Die von Anne Groh kuratierte Schau beleuchtet in fünf Kapiteln, wie das Werk der beiden ineinandergreift und trotz betont individueller Positionen gegenseitige Inspiration erfährt. Nach ersten künstlerischen Anfängen in Basel, wo sie sich an der Kunstgewerbeschule kennenlernten, zogen Aeppli und Tinguely 1953 nach Paris. 1954 bestritten sie hier ihre erste Ausstellung. Tinguely definierte die Regeln der Kunst neu. Heitere Drahtplastiken entwickelte er zu Maschinen aus Schrott und vorgefundenen Teilen, versah sie mit einem Motor und überführte sie ins Monumentale. Mit ironischer Vitalität und Verrücktheit befreite er zwar die Kunst aus ihrem elitären Dasein, doch erweist sich der Hintergrund, wie bei der Malmaschine „Méta-Matic“ von 1959, als ernsthaft: die Maschine übernimmt nun menschliche Tätigkeiten. Um den Lebensunterhalt zu sichern, verkaufte Eva Aeppli selbst genähte Handpuppen. Sie entdeckte dieses Medium dann für sich und fertigte alsbald lebensgroße Stofffiguren mit ausgemergelten Körpern und in Winkeln ausschlagende Arme samt langen dünnen Fingern. Sie strahlen auch jetzt in Duisburg eine düstere verstörende Stille aus. Zudem wartet das Lehmbruck Museum mit Aepplis monumentaler Installation „Groupe de 48“ von 1969/70 auf: in schwarze Gewänder gehüllte Figuren haben weit geöffnete Münder, so als wollte ein Chor zum Schrei ausholen. In dieser Arbeit interpretiert Aeppli das kollektive Schicksal des Menschen und verweist zugleich auf die Aufbruchsstimmung der Zeit.
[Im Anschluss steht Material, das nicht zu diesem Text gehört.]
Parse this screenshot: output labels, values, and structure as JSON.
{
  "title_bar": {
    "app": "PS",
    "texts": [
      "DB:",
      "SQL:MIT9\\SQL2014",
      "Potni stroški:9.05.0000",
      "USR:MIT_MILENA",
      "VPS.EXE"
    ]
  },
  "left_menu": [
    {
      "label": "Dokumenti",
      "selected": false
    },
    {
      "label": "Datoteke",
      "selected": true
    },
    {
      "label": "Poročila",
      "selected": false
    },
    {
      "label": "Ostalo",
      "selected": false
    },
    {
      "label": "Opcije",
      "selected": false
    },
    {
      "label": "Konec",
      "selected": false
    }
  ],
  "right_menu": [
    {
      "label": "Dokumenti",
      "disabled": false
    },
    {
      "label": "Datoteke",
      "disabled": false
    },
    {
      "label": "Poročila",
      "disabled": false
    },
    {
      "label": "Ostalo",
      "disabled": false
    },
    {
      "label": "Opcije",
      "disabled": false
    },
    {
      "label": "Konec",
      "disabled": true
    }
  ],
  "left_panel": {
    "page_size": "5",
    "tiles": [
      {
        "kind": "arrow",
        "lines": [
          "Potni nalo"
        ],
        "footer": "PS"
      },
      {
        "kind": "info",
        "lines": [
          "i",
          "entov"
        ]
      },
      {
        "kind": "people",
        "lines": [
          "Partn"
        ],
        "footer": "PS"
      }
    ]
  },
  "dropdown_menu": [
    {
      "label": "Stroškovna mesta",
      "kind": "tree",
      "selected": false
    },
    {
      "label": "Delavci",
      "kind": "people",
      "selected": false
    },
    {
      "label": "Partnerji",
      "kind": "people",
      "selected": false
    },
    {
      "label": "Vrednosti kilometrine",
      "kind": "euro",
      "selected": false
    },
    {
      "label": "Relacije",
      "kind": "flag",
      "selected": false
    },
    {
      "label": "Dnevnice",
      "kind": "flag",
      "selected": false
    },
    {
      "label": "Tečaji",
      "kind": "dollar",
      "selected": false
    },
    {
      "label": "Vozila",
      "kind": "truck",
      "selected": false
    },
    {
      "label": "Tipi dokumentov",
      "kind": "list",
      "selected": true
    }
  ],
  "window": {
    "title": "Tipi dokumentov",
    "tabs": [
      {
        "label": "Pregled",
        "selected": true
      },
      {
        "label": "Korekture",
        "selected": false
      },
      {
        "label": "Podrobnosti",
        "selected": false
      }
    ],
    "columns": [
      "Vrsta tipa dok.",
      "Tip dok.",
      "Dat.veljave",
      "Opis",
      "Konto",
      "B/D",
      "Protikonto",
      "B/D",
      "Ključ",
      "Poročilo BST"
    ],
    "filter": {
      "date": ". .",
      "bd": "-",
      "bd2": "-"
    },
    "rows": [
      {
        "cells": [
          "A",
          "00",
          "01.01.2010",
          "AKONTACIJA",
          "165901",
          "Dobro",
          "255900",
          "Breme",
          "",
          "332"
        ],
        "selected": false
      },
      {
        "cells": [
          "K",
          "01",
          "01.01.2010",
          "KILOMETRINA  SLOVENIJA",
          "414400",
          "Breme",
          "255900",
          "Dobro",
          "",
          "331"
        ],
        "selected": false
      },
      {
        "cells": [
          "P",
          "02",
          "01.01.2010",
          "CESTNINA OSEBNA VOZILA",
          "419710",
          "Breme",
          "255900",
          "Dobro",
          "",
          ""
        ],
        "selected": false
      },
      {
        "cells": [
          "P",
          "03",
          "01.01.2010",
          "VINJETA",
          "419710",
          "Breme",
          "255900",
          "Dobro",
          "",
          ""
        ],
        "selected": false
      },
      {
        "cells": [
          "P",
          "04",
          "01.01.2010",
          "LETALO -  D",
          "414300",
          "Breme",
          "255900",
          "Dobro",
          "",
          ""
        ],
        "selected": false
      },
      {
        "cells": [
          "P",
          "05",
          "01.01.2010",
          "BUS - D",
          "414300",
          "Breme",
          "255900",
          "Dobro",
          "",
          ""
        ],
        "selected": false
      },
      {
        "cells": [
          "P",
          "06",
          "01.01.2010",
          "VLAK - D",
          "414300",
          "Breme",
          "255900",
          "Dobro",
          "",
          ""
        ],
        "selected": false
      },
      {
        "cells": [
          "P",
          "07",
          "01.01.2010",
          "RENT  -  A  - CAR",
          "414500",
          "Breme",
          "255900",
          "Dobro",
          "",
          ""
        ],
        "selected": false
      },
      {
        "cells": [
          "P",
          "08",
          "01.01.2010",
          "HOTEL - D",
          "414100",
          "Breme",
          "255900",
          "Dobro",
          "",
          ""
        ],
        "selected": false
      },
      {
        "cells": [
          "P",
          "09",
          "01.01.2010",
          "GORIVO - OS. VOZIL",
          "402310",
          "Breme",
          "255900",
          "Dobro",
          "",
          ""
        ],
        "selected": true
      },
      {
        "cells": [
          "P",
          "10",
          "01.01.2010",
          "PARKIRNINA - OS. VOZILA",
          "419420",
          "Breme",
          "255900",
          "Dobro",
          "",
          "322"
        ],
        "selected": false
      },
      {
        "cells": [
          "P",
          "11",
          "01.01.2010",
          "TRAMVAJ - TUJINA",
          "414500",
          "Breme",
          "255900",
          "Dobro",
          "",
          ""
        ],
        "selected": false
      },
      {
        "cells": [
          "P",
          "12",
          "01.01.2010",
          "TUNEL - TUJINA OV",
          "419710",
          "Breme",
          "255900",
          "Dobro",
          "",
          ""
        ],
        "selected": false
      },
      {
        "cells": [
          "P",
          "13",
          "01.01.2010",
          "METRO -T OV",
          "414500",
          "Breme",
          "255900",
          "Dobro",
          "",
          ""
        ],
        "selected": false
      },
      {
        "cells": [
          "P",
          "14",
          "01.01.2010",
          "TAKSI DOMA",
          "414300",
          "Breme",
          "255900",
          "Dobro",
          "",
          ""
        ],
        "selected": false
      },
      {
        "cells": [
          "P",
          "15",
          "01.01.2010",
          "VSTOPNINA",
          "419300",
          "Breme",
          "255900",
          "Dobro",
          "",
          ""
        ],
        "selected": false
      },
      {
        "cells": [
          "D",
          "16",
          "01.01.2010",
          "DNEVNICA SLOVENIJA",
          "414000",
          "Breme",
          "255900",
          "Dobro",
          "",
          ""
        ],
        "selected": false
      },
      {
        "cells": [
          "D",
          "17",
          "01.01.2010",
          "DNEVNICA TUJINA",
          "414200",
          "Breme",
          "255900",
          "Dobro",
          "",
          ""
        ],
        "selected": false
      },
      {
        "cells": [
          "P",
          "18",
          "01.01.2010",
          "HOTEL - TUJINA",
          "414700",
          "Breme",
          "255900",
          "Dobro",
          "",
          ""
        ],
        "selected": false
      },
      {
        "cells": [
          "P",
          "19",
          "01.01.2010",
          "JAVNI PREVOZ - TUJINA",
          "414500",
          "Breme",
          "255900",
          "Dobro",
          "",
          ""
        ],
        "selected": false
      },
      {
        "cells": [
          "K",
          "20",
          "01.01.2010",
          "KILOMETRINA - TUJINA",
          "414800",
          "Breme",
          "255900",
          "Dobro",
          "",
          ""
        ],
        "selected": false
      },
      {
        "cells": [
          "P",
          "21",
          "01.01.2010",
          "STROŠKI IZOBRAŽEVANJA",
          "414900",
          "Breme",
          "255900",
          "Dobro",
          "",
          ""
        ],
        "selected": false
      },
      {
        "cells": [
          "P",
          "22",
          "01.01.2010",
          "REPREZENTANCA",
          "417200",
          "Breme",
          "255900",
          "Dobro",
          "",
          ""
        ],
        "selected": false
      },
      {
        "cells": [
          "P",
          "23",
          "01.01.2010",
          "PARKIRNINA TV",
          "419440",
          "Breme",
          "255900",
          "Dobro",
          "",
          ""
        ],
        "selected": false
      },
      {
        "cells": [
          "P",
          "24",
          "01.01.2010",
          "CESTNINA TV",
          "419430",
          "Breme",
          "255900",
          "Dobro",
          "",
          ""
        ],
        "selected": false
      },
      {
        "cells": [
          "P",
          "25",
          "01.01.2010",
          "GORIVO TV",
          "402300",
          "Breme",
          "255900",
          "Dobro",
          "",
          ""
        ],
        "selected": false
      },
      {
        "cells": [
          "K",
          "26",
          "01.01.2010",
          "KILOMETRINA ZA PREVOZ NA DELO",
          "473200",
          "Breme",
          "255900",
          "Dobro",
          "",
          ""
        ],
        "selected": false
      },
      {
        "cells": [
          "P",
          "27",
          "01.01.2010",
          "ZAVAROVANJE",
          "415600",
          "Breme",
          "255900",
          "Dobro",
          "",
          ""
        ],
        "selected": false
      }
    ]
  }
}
Jean Tinguely wurde 1960 Gründungsmitglied der losen Künstlergruppierung „Nouveaux Réalistes“. Zentrale Akteurin in diesem Kreis war Niki de Saint Phalle, die Tinguely 1971 heiratete. Nicht nur mit ihr, sondern auch mit seiner ersten Ehefrau blieb er weiter eng verbunden. In den späten Jahrzehnten rückten Themen wie Tod, göttliche Macht und Vergänglichkeit in den Fokus. Tinguely verwendete Tierschädel oder kitschige Madonnenfiguren in makabren Maschinen, und Aeppli stellte in einer Abendmahlszene den Tod in den Mittelpunkt. Im Jahr vor Tinguelys Ableben 1991 in Basel kamen beide noch einmal künstlerisch zusammen. Davon zeugen dreizehn großformatige Installationen, die 1991 in der Baseler Galerie Littmann unter dem Titel „Collaboration“ präsentiert wurden, heute aber kaum bekannt sind. Lärmende bewegte Maschinen und ausdrucksstarke Figuren gehen eine Verbindung ein, tanzende wirbelnde Gestalten versprühen noch einmal Freiheit und Lebensfreude. Der Sinn für das Groteske und Makabre, ein Hang zum Komisch-Schaurigen, zugleich aber auch etwas Fragiles, Leichtes und Amüsantes in Opposition zu bürgerlichen Konventionen waren grundlegende Gemeinsamkeiten in beider Werkschaffen.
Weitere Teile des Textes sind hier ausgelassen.